Last Updated on 2024-10-08 by Clay
A multi-modal large language model (Multi-Modal Large Language Model) isn’t limited to text only. I know this might sound contradictory, but this is a term that has become widely accepted. What I want to document today is how to fine-tune a multi-modal model using a script.
Currently, after testing, the simplest way is still using HuggingFace's TRL framework, specifically the SFTTrainer()
. After all, a basic multi-modal model essentially allows you to input 'image information' in addition to text so that the language model can generate text. In other words, as long as we can process the image input mapping properly, everything else—language model, cross-entropy loss function, etc.—remains the same.
I thought I had already written a note on fine-tuning a pure language model: Supervised Fine-tuning Trainer (SFTTrainer) Training Notes. You can consider this post as an extension of that one, introducing a simple script for training a multi-modal model.
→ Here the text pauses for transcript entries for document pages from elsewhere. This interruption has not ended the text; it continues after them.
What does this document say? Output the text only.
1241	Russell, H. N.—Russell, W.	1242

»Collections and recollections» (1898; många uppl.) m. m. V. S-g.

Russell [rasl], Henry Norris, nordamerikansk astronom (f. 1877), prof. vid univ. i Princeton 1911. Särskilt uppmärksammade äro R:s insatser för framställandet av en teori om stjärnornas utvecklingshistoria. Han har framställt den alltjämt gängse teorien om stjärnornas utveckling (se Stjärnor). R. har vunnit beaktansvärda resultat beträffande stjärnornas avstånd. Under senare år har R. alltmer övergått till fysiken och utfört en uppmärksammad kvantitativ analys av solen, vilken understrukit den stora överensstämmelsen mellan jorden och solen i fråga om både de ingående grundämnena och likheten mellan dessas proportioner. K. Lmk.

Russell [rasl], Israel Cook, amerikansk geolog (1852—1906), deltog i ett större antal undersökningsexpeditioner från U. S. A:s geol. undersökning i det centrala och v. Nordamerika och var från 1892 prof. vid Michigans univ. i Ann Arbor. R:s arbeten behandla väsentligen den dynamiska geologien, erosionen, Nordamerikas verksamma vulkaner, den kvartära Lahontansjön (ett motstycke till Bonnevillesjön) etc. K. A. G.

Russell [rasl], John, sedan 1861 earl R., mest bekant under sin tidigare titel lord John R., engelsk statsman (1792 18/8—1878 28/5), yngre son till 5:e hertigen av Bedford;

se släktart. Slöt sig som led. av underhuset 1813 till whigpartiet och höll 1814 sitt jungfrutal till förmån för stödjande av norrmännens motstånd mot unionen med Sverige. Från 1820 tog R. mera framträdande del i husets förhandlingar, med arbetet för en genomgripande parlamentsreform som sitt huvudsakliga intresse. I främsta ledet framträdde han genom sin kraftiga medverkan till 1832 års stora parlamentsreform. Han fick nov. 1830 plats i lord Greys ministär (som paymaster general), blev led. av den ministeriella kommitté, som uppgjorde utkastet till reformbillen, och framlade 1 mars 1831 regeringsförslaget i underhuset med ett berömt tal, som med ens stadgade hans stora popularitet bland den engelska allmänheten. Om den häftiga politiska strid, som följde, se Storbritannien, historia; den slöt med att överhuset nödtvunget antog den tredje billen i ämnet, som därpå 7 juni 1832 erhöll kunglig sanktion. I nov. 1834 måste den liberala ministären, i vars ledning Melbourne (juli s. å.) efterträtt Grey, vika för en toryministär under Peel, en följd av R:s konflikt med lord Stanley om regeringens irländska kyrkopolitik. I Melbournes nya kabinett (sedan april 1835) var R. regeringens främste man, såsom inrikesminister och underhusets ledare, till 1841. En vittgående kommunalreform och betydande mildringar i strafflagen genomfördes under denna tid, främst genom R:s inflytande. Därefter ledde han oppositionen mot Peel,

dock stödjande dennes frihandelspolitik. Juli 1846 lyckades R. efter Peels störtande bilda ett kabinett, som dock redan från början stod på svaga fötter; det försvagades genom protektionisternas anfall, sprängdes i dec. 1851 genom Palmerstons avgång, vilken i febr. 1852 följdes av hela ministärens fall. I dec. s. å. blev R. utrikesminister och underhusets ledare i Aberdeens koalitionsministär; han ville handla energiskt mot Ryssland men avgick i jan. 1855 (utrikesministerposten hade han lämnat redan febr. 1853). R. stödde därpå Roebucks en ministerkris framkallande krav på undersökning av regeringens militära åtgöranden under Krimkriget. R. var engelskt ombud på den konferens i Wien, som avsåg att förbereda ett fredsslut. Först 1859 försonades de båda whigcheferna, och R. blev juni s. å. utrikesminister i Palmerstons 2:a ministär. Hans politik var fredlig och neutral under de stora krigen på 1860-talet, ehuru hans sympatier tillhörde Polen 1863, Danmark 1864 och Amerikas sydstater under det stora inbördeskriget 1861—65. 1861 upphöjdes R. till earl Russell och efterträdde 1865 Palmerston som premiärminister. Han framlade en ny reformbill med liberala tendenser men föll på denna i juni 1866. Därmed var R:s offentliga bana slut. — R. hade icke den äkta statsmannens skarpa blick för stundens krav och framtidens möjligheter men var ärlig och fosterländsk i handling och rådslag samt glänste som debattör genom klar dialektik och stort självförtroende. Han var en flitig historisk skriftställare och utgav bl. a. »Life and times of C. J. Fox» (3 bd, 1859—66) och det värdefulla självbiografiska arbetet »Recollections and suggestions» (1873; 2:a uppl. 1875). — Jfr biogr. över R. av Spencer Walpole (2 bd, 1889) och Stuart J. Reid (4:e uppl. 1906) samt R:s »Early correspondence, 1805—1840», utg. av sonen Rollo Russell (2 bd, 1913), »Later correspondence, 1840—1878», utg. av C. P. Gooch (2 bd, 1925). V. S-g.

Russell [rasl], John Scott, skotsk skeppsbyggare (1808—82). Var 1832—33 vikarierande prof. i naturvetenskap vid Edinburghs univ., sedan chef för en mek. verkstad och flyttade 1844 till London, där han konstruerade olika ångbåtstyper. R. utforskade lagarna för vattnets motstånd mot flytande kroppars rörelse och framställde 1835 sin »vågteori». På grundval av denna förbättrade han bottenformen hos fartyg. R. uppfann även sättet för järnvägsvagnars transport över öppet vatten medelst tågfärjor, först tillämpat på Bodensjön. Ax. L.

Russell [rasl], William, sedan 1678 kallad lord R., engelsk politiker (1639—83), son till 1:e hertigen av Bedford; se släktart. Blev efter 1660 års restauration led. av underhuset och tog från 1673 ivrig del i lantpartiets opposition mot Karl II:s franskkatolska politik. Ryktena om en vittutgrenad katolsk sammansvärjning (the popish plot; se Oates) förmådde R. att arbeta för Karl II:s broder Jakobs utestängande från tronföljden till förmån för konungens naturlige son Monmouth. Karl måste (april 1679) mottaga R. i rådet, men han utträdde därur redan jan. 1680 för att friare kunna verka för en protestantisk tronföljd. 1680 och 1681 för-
As for practical applications of fine-tuning a multi-modal model, I’m currently most interested in parsing table images. Ideally, it should generate usable Markdown syntax with the model’s annotations for columns, rows, and values, allowing me to handle images of various table formats (though I'm still in the stage of collecting training data).
Data Format
First, let’s confirm what the training data should look like. Here, we're loading the dataset used for fine-tuning LLaVa from Huggingface.
from datasets import load_dataset
dataset_name = "HuggingFaceH4/llava-instruct-mix-vsft"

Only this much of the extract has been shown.